United Teachers Los Angeles President Alex Caputo-Pearl said he does not believe that it is imperative to demand sacrifices from his members. Asked what part the union would play to try to help the district avoid budget deficits, he said he wouldn’t consider the question because he expected the state to give the district more money.
“If we take it off the table,” Caputo-Pearl said at a recent Pepperdine University event, “then we are acknowledging that the public district system is going to go off a fiscal cliff, which I’m not willing to acknowledge.”
He has some history on his side. In past crises, the school district has been bailed out by tax increases, federal emergency aid and economic recoveries.
Union leaders and district officials are allied in efforts to increase revenue. And other school systems would join L.A. Unified in lobbying to push back the higher pension payments. They have about three years to work something out.
But the district’s recent history also includes a few episodes when there was no rescue — and massive layoffs and program reductions followed. The Brown administration says districts have had plenty of time to plan for the pension payments ahead and has indicated that a state-funded bailout isn’t likely before the governor leaves office next January.
Although it may sound counterintuitive, the district actually may need to spend more to solve its budget woes long term, said John Rogers, an education expert at UCLA’s Graduate School of Education and Information Studies. Any real or perceived deterioration in quality could drive more families, and thus revenue, away.
“Then enrollment becomes even harder to sustain, and you’re in a downward spiral that no cost-cutting can help to solve,” Rogers said.
Many teachers strongly support Caputo-Pearl’s position and rely on the union to defend their pensions.
But fifth-year teacher Josh Brown says he’s not counting on one. The special educator at Oliver Wendell Holmes Middle School has an alternative retirement plan: investing a portion of his salary in the stock market.
“I’m 30 years old, and I’m paying into a pension system that may or may not be around when I retire,” he said. “If I were 65 years old and retiring soon, I would feel differently. Right now, I feel frustrated and worried.”

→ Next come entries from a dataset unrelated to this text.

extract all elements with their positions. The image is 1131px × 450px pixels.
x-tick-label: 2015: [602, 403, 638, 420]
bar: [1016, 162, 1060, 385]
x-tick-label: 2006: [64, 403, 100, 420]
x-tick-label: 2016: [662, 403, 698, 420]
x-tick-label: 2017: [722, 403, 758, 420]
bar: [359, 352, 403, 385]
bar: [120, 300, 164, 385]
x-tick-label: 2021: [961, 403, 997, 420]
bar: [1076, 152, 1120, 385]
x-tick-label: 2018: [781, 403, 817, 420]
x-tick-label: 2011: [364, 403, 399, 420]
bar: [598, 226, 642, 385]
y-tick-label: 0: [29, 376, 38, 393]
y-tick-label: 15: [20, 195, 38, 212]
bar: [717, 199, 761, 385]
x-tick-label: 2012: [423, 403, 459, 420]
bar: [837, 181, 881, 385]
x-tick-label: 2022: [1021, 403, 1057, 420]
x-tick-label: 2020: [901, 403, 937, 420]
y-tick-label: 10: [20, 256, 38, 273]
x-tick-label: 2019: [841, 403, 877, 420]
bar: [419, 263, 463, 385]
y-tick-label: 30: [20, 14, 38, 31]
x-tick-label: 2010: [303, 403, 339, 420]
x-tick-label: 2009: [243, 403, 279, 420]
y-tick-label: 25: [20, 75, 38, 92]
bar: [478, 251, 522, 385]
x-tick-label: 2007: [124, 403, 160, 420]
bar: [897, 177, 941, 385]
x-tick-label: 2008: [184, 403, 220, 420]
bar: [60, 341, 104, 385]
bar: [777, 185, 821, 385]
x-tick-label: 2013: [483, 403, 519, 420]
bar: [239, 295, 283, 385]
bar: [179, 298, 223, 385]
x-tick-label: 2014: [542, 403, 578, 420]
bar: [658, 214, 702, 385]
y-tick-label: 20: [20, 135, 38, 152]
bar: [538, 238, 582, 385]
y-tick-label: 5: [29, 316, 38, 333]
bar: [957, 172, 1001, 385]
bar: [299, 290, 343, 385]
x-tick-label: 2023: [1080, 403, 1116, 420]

At a recent board meeting, parent Paul Robak urged board members to reject a healthcare spending plan that would further squeeze the budget. The members listened and thanked him for testifying before approving the agreement.
“It’s as if the board members are prancing down the lane and covering their ears, pretending nothing’s wrong,” said Robak, who has been active on the district’s parent councils for a decade. “Everyone will lose if we fail to act.”